В этой мастерской барельеф, некогда заполнявший почти всю стену, был смыслом жизни, решал и пространство и духовное средоточие сил. Сделан он был (точнее — его гипсовая модель) для мемориала, намечаемого в городе Ялуторовске, где в роще, посаженной когда-то декабристами, должна встать в их честь триумфальная арка, украшенная четырьмя барельефами. Они расскажут о жизни этих замечательных людей, людей подвига и жертвы, напомнят о событиях на Сенатской площади, познакомят с деятельностью декабристов в Сибири.

 

Один из барельефов — «Зелёная лампа» — был экспонирован на V зональной выставке «Урал социалистический». Автор его — Геннадий Вострецов. То, что вариант заказной работы был показан на выставке, — не просто удача художника, но результат его требовательности, проявление художнического кредо, того, что автор определяет как «право на творчество».

«Зелёная лампа» — многофигурная портретная композиция. Здесь рядом с Пушкиным — Пущин и Пестель, слева — Рылеев. Не случайно главным импульсом к созданию работы служили художнику пушкинские строки «Мой друг, отчизне посвятим души прекрасные порывы». Мысль о духовном единении определяет сюжетную кульминацию барельефа, его композицию и всю систему художественной образности — ритмические повторы, декоративные элементы. Сдержанно благородна пластика фигур, подчёркнуто строг ритмический рисунок. Да, композиция барельефа в целом статична, но звучит в подтексте её оттенок драматизма, тема предстояния. 14 декабря еще не настало, но заря его близка.

 

Геннадий Вострецов приехал в Тюмень по распределению, окончив в 1974 году Ленинградское художественное училище имени В. А. Серова. Что же сделано им за несколько лет? Казалось бы, не так уж много: декоративная композиция «Звуки и птицы» (гипс) для пансионата автоводного треста, проект скульптурного ансамбля, сооружаемого в память о погибших на фронтах Великой Отечественной (для районного центра Бердюжье), и отнюдь не подавляющие числом жанровые и портретные композиции.

 

Причём, если откровенно в одних работах живёт чувство монументалиста, в других отчётливо видно тяготение к пластике малых форм.

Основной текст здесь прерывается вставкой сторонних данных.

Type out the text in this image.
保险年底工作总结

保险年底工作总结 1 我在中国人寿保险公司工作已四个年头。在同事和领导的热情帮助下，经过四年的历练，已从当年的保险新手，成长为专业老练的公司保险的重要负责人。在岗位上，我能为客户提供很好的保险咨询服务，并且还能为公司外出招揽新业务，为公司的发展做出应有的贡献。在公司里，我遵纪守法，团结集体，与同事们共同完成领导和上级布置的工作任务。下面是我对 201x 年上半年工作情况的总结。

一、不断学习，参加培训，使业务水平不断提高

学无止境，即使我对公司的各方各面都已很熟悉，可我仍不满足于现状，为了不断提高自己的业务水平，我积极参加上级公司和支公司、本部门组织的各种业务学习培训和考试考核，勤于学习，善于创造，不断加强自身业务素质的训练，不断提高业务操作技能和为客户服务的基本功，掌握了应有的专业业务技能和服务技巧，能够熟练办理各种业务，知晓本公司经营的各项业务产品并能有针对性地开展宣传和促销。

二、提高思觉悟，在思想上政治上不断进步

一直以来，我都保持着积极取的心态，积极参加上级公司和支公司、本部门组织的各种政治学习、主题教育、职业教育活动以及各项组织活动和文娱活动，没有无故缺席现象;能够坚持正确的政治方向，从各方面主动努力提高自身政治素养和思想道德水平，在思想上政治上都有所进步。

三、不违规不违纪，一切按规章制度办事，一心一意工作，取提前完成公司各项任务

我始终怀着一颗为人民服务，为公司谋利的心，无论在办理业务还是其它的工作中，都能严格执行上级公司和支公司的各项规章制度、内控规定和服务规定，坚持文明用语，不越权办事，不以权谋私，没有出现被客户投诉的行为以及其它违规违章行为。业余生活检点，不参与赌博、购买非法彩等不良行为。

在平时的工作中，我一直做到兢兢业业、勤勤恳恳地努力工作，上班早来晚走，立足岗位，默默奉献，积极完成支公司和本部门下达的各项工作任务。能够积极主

Что же возьмет верх?

В Вострецове-скульпторе камерность и монументальность не спорят, наоборот органично дополняют друг друга, придавая таланту, пристрастному в требовательности к себе, неуёмному в работе, в творчестве, ноту универсальности, синтетического строя.

Да, Вострецову близки, интересны вещи, сделанные в камерной тональности, но моделировка и ритмическая организация поверхности всегда подчинены у него образной концепции — нередко монументальной. Острое всего это ощущаешь в композициях на рабочую тему. Именно таков его «Северный аэропорт» (экспонированный на всесоюзной выставке мелкой пластики), таковы работы «Чай на буровой» и «Хозяева      Нечерноземья» (выставка «Земля тюменская»), таковы и волнующие произведения, показанные на V выставке «Урал социалистический», — «Сварщики газопровода» и «Крылья Тюмени».          Черты монументальности обретены не за счёт размеров, они — следствие трактовки скульптурных объёмов, отношения художника к рабочему человеку.

 

В этюдах и эскизах Вострецова на рабочую тему нет и доли надуманности. Они искренни и честны, в них — острое видение автора. Вот почему его герои столь достоверны. Их профессиональная принадлежность никогда не служит для скульптора определяющим мотивом композиций — сегодня это могут быть сварщики, завтра — вертолётчики. Главное в другом: в любой работе (и в который раз!) он творит Человека, утверждает и воспевает его. Герои его сильны не только тем, что крепко стоят на земле, но и тем, что неравнодушны они к этой земле, неравнодушны к жизни, которую сами строят.

 

Скульптор остро переживает сложный период становления. И отрадно, что самые важные творческие принципы уже сложились: это — честное отношение к ремеслу, это — любовь к натуре, верность ей, ощущение её как первоосновы; это, наконец, потребность непрестанных размышлений о жизни и об искусстве, о долге художника и его праве.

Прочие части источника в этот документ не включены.